Reinforcement Learning

  • Use reinforcement learning is when it is hard to provide a training set
    • E.g. situation-action pairs

Framework

  • An agent interacts with its environment.
  • There is a set $S$ of states, set $A$ of actions
  • At each time t, agent is at a state $s_t$, must choose an action $a_t$
    • Goes into state $s_{t+1}=\delta(s_t,a_t)$
    • Receives a reward $r_t = R(s_t,a_t)$
  • Agent has a policy $\pi:S\rightarrow A$, and the aim is to find an optimal policy $\pi^*$ that maximises the cumulative reward
  • $\delta, R, \pi$ can be multi-valued with random element (e.g. can be treated as probability distributions)

Models of Optimality

Reward Cumulative reward Comment
Finite horizon reward $\sum_{i=0}^{h-1} r_{t+i}$ Simple computationally
Infinite discounted reward $\sum_{i=0}^\infty\gamma^ir_{t+i}$ Easier for proving theorems
Average reward $lim_{h\rightarrow \infty}\frac{1}{h}\sum_{i=0}^{h-1}r_{t+i}$ Cannot sensibly choose between small reward soon and large reward later
  • Various ways of learning, based on:
    • Value Function Learning, e.g.
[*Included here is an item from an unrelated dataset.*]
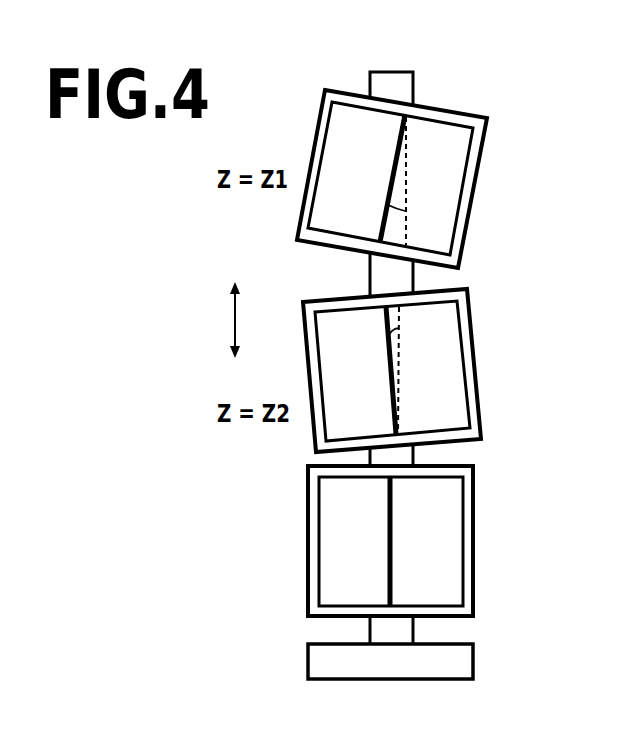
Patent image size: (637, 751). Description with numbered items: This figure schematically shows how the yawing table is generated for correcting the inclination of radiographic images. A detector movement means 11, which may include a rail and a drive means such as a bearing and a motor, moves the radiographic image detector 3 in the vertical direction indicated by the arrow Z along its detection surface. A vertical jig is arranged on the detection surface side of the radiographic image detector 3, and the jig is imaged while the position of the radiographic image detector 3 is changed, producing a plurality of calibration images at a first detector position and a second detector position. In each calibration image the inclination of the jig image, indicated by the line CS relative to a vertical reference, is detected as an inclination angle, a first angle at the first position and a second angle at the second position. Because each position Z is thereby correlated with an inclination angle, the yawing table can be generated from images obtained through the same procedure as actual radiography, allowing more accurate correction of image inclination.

The radiographic image detector 3 is at (340, 89).
The detector movement means 11 is at (390, 72).
The cell seam line CS is at (378, 228).
The direction of arrow Z is at (225, 320).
TD-, Q-Learning
    • Policy Learning, e.g. Hill Climbing, Policy Gradients
    • Actor-Critic, a mix of both

Value Function Learning

Each policy $\pi$ has a value function $V^\pi:S\rightarrow R$ where $V^\pi(s)$ is the average discounted reward received by agent who starts at s and chooses actions according to $\pi$

Average discounted reward - rewards arriving later in the future are worth less - controls how far the agent looks ahead when making predictions.

The agent retains its own estimate of $V^*$, the maximum (expected) discounted reward. The aim is to start with a random V and improve it until it is close to V* (bootstrapping).
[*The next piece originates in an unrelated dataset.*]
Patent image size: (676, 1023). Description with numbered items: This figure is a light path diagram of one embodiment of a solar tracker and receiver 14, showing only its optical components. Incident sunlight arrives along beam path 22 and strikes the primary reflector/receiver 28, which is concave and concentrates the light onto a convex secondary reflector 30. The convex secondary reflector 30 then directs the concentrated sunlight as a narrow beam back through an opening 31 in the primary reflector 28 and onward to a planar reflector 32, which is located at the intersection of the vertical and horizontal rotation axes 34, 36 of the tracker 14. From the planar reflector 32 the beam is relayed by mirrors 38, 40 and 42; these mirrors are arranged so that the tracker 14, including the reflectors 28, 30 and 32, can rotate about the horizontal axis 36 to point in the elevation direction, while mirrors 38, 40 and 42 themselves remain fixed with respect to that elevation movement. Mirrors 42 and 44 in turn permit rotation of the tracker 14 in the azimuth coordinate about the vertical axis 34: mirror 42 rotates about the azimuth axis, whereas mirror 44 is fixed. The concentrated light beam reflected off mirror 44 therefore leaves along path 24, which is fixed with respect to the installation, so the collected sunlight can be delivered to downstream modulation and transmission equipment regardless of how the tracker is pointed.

Exploration vs. Exploitation

  • Either choose a random action or choose what we think is the best action
    • choose a random action 5% of the time, or
    • use Softmax (Boltzmann distribution) to choose next action:

$P(a) = \frac{e^{R(a)/T}}{\sum_{b\in A}e^{R(b)/T}}$

TD-Learning

  • For the true value $V^*(s)$, it is equal to the immediate reward plus discounted value of the next state:

$V^*(s)=R(s,a)+\gamma V^*(\delta(s,a))$

  • For the estimated value, we want to learn - so incorporate the error and learning rate:

Q-Learning

  • Q-Learning is similar but depends on a state-action pair, not just a state. Done via the function $Q^\pi : S \times A \rightarrow R$ in place of the value function.

  • Limitations:
    • Delayed reinforcement: rewards might not be received until several time steps after - slows down learning
    • Search space must be finite - relies on visiting every state infinitely often
    • Real world problems cannot rely on lookup table (we are looking up the reward for a particular state or state-action) - need to generalise

Backprop

  • Supervised learning:
    • Learn from human games
  • TD-Learning
    • Use subsequent positions to refine evaluation of current position
    • General method that does not rely on world model, e.g. the rules of the game
  • TD Learning and backprop

Policy Learning

  • Attempt to optimise the policy $\pi_\theta : S\rightarrow A$ directly, with parameters $\theta$
    • We consider the fitness of a policy as the value function of initial state under that policy

$fitness(\pi_\theta) = V^{\pi_\theta}(s_0)=E_{\pi_\theta}(r_{total})$

Evolution Strategy

  • Hill climbing
    1. Initialise a ‘champ’ policy $\theta_{champ} = 0$
    2. For each trial, generate a mutant policy $\theta_{mutant} = \theta_{champ} + Gaussian\space noise$
    3. Evaluate both on same task, if mutant is better then $\theta_{champ}\leftarrow (1-\alpha)\theta_{champ} + \alpha\theta_{mutant}$

      Policy Gradients

  • Use gradient ascent instead of random updates. For episodic:
    • After a sequence of actions, we receive a total reward - distribute reward to each action equally
    • If total reward is high, we change parameters to make agent more likely to take those actions in similar situations, e.g. we want to increase the total reward: $log\prod_{t=1}^m \pi_\theta (a_t|s_t)$
    • This is the REINFORCE algorithm:

  • For non-episodic, rewards are received incrementally throughout the game - policy is a probability distribution

Actor-Critic

  • For the above fitness gradient, it is hard to estimate the Q value. Actor-Critic:
  • Critic NN measures how good the action taken is (value-based)
    • Have a family of Q functions and learn different parameters to approximate $Q^{\pi_\theta}$
  • Actor NN controls how our agent behaves (policy-based)
    • At the same time as approximating $Q^{\pi_\theta}$, we are learning the best policy
  • Instead of updating eery episode in REINFORCE, we update every step (e.g. like in TD Learning)